The essence of the C3 navigation system is extra drives which represent wanting to go in a particular direction, up, down, in etc. These are set high by the engine when trying to navigate a norn along a smell gradient.

The navigational drives are:
- Need to Go Down
- Need to Go Up
- Need to Go In
- Need to Go Out
The advantage of mapping these onto regular drives is that the brain can then learn things like "push lift reduces need to go down" or "pull lift reduces need to go up". In fact, in C3 these were all specified as instincts, turned on when the creature reached its "child" life-stage.

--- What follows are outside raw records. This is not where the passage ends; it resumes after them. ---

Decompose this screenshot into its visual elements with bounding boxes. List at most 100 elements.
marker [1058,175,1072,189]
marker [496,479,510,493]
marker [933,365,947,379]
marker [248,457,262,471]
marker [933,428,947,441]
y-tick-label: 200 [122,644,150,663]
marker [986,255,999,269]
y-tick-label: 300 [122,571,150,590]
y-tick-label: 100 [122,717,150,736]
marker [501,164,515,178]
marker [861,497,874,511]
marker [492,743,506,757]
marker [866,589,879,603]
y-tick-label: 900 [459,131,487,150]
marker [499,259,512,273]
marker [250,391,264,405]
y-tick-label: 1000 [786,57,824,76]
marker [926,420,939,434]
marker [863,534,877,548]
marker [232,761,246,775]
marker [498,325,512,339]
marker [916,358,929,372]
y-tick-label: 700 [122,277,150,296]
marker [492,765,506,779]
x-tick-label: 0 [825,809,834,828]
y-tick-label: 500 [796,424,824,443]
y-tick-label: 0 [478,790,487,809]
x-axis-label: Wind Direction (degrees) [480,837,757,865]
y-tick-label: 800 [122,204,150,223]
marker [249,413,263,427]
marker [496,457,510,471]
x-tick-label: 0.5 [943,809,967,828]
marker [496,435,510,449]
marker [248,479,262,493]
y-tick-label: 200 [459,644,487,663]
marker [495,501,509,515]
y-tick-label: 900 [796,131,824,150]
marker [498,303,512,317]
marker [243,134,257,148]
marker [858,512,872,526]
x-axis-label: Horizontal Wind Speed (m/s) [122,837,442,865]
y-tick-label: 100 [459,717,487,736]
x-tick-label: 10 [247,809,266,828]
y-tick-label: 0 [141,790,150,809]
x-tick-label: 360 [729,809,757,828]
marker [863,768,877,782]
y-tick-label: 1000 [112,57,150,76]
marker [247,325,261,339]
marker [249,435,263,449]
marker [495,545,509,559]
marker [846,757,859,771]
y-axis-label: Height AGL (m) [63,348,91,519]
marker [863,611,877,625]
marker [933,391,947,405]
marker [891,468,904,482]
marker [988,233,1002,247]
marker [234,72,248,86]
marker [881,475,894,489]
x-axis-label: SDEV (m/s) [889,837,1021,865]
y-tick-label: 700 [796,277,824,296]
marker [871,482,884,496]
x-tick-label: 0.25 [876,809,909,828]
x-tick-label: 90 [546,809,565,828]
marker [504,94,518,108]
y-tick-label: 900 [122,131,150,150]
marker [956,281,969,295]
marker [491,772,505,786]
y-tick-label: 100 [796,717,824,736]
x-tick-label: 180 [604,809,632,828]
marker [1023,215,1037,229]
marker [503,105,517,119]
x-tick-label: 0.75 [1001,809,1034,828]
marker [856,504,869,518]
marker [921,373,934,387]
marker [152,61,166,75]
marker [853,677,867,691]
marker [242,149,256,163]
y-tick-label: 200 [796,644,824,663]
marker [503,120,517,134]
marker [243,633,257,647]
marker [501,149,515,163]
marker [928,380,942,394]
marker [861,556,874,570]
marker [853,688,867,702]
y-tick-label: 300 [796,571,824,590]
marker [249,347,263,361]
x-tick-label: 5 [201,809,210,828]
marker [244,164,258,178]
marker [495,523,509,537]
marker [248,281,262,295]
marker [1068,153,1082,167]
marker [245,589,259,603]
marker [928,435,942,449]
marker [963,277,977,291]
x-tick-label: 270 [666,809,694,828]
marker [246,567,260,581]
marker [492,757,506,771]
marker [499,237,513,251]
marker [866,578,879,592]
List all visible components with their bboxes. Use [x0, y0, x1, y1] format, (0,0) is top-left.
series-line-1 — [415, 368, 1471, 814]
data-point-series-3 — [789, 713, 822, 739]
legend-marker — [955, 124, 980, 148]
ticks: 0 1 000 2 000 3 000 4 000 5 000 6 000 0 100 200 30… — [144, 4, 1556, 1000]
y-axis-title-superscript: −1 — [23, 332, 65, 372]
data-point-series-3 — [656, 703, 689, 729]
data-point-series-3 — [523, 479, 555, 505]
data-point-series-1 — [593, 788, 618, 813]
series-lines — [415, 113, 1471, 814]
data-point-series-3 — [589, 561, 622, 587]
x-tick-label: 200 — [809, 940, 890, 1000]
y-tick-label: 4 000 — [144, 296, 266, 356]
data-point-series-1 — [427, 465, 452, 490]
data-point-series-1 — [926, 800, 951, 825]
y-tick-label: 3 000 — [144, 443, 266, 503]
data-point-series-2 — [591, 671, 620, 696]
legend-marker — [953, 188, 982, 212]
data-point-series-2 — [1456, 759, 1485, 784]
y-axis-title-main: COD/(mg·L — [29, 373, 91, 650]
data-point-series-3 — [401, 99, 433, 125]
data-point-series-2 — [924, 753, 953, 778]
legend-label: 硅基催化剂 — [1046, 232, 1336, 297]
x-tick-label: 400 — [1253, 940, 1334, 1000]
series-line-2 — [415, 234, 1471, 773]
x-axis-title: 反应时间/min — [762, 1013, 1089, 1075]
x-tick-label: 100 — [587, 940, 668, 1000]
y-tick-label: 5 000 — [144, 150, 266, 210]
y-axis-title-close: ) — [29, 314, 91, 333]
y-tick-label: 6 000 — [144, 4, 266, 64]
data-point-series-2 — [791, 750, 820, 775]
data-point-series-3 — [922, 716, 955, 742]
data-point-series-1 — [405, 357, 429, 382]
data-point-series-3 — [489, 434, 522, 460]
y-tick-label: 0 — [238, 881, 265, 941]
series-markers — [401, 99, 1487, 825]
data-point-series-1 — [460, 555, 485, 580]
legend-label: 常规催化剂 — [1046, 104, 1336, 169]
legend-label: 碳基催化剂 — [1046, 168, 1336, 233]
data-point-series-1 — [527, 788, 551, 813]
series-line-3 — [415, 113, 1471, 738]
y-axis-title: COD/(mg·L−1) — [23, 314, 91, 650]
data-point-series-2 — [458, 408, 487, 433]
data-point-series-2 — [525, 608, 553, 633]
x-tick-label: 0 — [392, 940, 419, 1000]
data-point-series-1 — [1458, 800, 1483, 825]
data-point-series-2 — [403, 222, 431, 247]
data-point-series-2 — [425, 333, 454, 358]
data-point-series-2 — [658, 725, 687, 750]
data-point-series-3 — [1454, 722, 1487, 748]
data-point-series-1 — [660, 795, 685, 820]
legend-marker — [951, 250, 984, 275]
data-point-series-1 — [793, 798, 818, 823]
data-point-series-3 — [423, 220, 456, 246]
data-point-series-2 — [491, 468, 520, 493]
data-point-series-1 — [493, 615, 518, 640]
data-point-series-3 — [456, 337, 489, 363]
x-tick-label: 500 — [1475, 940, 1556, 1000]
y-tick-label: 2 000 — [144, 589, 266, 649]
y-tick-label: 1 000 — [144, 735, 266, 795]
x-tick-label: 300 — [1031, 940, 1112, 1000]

There were two other navigation style drives: Homesickness and Need to Wait. Homesickness smell was emitted by the creatures home and so provided an easy way to navigate back there. Need to Wait was set high after calling a lift or pressing a door to make the creature stay still (and stop repeating calling the lift or pressing the door) until the lift appeared or the door sucked the creature through respectively.

Reactive Planning
The only other thing to mention is the "half-strength instinct trick". This is a kind of reactive planning type thing: you want action A followed by action B to occur where A results in the appearance of a new object, O, say which B acts on. An example: A is push cheese machine (producing O, the cheese) and B is eat cheese.

Another example: A is push call button (producing O, the lift) and B is push lift. Anyway, the trick is to have a half-strength instinct for A and a full strength one for B: at the start the object for B doesn't exist so A is invoked (push cheese machine) producing the object in question (the cheese) which allows the stronger instinct for B to overwhelm A and do B (eat the cheese).